Her fiendish persecutor gave two or three nods. 'And you know the
Queen!' she said.
She had to repeat the remark: whereupon the Countess murmured,
'Intimately.'
'Ah, we have lost a staunch old Tory in Sir Abraham,' said the lady, performing lamentation.
What did it mean? Could design lodge in that empty-looking head with its crisp curls, button nose, and diminishing simper? Was this pic-nic to be made as terrible to the Countess by her putative father as the dinner had been by the great Mel? The deep, hard, level look of Juliana met the Countess's smile from time to time, and like flimsy light horse before a solid array of infantry, the Countess fell back, only to be worried afresh by her perfectly unwitting tormentor.

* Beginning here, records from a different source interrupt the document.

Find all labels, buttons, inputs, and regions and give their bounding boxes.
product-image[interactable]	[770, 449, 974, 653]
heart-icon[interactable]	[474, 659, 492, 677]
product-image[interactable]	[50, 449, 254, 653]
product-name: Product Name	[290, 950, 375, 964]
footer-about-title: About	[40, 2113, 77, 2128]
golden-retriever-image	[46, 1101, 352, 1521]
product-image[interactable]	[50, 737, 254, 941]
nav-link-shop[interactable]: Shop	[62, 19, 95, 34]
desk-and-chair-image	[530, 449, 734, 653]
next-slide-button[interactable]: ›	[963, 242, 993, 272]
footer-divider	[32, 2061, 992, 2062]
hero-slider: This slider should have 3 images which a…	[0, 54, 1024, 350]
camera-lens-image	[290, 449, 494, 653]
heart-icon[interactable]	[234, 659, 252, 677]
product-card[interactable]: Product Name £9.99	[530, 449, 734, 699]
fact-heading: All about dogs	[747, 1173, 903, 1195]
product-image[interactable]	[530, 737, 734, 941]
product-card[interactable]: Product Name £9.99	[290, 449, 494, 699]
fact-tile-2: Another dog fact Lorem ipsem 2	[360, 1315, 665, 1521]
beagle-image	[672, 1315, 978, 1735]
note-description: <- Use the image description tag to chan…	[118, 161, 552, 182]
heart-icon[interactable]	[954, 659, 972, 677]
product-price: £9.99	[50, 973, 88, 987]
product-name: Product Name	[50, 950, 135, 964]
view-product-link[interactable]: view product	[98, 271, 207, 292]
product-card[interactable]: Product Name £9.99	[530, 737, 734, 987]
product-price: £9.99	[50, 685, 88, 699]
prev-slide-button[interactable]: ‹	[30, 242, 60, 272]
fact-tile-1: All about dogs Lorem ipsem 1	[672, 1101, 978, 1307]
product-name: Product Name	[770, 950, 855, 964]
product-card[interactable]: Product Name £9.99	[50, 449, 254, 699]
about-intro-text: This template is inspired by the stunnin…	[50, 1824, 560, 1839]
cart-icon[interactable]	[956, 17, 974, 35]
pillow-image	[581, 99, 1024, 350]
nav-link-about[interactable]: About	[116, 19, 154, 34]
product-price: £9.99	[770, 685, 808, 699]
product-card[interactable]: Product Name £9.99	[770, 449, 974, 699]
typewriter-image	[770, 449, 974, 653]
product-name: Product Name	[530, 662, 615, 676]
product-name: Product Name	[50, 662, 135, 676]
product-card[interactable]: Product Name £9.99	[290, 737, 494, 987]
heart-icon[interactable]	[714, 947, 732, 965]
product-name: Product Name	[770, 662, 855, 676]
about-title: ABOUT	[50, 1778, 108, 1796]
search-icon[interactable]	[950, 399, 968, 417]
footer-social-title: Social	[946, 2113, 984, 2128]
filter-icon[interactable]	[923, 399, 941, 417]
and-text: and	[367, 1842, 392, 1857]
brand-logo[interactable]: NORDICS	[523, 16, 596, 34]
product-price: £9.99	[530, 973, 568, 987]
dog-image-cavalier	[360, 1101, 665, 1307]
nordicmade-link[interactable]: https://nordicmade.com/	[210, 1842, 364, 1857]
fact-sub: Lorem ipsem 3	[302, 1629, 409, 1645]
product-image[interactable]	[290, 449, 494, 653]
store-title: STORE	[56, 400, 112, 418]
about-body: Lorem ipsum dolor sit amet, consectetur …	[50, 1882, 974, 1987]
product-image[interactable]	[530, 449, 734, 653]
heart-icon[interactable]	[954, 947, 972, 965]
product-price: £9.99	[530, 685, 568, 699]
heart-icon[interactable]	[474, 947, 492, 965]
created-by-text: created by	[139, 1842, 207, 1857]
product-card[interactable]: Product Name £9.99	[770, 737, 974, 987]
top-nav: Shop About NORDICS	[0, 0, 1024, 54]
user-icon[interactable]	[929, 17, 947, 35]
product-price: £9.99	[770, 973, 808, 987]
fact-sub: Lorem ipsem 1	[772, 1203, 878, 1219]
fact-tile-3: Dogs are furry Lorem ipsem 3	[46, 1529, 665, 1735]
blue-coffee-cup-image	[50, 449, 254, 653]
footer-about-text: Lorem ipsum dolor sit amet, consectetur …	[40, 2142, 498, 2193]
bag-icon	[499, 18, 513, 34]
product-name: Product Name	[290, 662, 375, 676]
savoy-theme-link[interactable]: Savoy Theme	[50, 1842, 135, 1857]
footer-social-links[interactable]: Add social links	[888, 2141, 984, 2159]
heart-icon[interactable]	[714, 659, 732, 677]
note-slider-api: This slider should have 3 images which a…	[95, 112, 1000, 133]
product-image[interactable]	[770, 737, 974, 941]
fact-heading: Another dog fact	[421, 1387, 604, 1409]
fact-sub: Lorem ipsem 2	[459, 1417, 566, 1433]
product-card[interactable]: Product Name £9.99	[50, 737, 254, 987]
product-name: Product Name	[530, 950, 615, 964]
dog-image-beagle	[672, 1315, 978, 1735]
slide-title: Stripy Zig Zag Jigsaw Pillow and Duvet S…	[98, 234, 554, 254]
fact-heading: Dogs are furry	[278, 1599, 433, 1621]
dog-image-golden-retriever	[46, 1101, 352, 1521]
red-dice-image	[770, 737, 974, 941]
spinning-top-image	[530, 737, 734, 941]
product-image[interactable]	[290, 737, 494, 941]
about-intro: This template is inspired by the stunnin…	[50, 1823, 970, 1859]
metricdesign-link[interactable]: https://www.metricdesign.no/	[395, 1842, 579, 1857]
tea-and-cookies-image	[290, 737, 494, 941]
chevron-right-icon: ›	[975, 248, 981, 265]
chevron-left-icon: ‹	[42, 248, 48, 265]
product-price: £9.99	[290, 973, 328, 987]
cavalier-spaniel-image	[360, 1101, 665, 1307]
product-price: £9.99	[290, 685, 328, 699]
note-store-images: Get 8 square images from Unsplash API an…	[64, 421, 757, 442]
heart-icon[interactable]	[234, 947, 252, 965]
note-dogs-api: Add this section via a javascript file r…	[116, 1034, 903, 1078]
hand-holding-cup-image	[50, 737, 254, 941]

'His last days?—without pain? Oh, I hope so!' came after a lapse of general talk.
'Aren't we getting a little funereal, Mrs. Perkins?' Lady Jocelyn asked, and then rallied her neighbours.
Miss Carrington looked at her vexedly, for the fiendish Perkins was checked, and the Countess in alarm, about to commit herself, was a pleasant sight to Miss Carrington.
'The worst of these indiscriminate meetings is that there is no conversation,' whispered the Countess, thanking Providence for the relief.
Just then she saw Juliana bend her brows at another person. This was George Uplift, who shook his head, and indicated a shrewd-eyed, thin, middle-aged man, of a lawyer-like cast; and then Juliana nodded, and George Uplift touched his arm, and glanced hurriedly behind for champagne. The Countess's eyes dwelt on the timid young squire most affectionately. You never saw a fortress more unprepared for dread assault.